Double aza-Michael addition of n-butylamine to the two acrylamide groups of acyclic N(2),N(6)-bis(6-acrylamidopyridin-2-yl)pyridine-2,6-dicarboxamide gives the corresponding macrocycle, H₄L. H₄L has potential coordination pockets associated with the 2,6-dicarboxamide (head) and the butylamine (tail) regions of the macrocycle. Depending on the conditions employed, macrocyclic complexes with palladium(II) coordinated to either the tail or the head of the macrocycle can be isolated. Thus, treatment of H₄L with [PdCl2(NCPh)2] and sodium acetate, or [Pd(OAc)2] gives the closely related "tail-coordinated" complexes [PdCl(H3L)] (3a) or [Pd(OAc)(H3L)] (3b), respectively.
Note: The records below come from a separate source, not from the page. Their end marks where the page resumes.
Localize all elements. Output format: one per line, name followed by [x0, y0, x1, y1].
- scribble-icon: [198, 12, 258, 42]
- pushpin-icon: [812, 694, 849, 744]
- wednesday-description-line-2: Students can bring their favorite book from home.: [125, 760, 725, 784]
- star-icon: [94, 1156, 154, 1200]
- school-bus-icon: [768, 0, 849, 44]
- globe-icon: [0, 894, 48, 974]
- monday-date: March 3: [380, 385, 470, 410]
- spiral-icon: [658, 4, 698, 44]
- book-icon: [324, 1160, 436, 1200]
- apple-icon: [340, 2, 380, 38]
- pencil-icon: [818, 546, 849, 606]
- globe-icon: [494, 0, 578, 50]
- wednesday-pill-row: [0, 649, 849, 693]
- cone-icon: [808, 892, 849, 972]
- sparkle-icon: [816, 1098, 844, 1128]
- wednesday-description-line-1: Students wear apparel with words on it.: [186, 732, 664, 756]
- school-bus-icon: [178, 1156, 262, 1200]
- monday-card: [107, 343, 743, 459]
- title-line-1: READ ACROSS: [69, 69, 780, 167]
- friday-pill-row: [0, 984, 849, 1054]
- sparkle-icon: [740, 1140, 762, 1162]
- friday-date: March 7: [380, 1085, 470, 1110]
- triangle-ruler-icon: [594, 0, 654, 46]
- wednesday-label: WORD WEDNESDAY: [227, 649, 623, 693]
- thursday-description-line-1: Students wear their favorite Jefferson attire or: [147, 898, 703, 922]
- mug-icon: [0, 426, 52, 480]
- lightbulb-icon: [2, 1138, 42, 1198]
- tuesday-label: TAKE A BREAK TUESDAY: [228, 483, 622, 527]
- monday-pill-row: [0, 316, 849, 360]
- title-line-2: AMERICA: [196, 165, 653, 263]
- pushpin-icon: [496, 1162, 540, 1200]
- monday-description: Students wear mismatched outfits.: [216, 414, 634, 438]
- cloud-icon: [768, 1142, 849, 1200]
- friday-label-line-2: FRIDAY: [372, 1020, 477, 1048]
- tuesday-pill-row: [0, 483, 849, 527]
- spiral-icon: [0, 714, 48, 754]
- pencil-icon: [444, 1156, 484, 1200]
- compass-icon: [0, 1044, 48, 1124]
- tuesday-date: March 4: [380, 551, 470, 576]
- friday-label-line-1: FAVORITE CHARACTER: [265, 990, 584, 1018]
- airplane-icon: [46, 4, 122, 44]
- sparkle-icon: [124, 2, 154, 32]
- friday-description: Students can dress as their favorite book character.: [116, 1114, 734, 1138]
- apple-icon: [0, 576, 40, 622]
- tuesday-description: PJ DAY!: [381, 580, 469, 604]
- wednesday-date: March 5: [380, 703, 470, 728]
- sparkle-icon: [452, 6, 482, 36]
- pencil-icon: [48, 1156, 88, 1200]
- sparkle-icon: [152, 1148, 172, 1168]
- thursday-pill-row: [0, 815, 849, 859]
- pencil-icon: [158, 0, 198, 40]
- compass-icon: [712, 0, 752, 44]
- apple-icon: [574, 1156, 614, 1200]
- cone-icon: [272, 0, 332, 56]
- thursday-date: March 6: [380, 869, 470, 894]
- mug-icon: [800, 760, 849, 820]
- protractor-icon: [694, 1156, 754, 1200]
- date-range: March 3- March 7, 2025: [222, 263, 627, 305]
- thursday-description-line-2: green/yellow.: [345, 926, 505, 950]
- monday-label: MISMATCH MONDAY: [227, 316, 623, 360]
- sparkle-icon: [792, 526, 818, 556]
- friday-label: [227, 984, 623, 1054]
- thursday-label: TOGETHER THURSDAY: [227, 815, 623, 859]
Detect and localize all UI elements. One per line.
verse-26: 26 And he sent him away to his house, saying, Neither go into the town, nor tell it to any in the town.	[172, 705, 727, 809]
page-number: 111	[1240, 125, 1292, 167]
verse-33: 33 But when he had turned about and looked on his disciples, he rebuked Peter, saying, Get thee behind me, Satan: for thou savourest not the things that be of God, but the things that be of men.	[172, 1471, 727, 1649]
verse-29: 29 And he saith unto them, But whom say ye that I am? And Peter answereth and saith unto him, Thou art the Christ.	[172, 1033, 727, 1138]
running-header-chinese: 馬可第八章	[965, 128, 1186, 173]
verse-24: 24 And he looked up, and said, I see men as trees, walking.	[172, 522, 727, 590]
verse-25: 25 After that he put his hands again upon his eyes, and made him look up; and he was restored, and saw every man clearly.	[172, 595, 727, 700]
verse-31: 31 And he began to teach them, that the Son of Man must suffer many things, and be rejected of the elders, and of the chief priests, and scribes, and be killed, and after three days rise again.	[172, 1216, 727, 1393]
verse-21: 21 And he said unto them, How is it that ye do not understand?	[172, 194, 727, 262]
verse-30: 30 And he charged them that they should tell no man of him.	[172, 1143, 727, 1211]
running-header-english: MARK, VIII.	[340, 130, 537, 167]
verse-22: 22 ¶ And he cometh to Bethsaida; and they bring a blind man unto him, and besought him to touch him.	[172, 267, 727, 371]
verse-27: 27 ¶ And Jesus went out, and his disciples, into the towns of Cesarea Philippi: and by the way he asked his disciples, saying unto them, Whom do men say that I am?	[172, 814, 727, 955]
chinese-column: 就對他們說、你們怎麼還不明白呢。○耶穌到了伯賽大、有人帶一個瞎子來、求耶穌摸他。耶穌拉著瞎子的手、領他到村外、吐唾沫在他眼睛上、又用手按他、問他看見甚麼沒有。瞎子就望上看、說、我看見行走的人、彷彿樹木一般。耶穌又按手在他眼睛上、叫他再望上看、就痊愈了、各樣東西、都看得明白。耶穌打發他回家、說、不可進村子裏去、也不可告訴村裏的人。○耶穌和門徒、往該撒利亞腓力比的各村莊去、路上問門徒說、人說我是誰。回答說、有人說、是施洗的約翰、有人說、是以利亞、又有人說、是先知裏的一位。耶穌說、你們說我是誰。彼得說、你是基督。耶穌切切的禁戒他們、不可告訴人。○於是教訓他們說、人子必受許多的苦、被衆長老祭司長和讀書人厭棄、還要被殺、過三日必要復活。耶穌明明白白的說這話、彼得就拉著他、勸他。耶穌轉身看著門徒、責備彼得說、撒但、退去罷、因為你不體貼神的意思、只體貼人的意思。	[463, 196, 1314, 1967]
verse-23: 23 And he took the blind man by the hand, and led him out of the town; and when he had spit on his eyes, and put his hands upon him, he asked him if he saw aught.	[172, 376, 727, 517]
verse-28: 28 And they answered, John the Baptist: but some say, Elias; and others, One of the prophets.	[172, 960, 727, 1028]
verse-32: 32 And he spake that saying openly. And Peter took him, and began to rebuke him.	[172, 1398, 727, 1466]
However, employment of the bases 1,8-diazabicyclo[5.4.0]undec-7-ene (DBU) or pyridine during the treatment of H₄L with [Pd(OAc)2] results in the "head-coordinated" complexes [Pd(NH2R)(H2L)] (NH2R = N-(3-aminopropyl)caprolactam, which is formed by hydrolysis of DBU) (5) or [Pd(OH2)(H2L)] (6), respectively. Translocation of the palladium ion from the macrocycle tail in 3b to the head occurs on treatment with either DBU or N-(3-aminopropyl)caprolactam. In both cases the product 5 is formed. The aqua ligand in 6 is labile and easily displaced by the N-donor ligands n-butylamine, N-(3-aminopropyl)caprolactam or DBU to give the corresponding complexes [Pd(NH2(n)Bu)(H2L)] (4), (5), or [Pd(DBU)(H2L)] (7). The data suggest that hydrolysis of DBU to produce the N-(3-aminopropyl)caprolactam ligand in 5 is catalysed by the acetic acid formed during ligand metallation rather than by coordination to palladium. The X-ray crystal structures of H₄L, 5, and 6 are reported.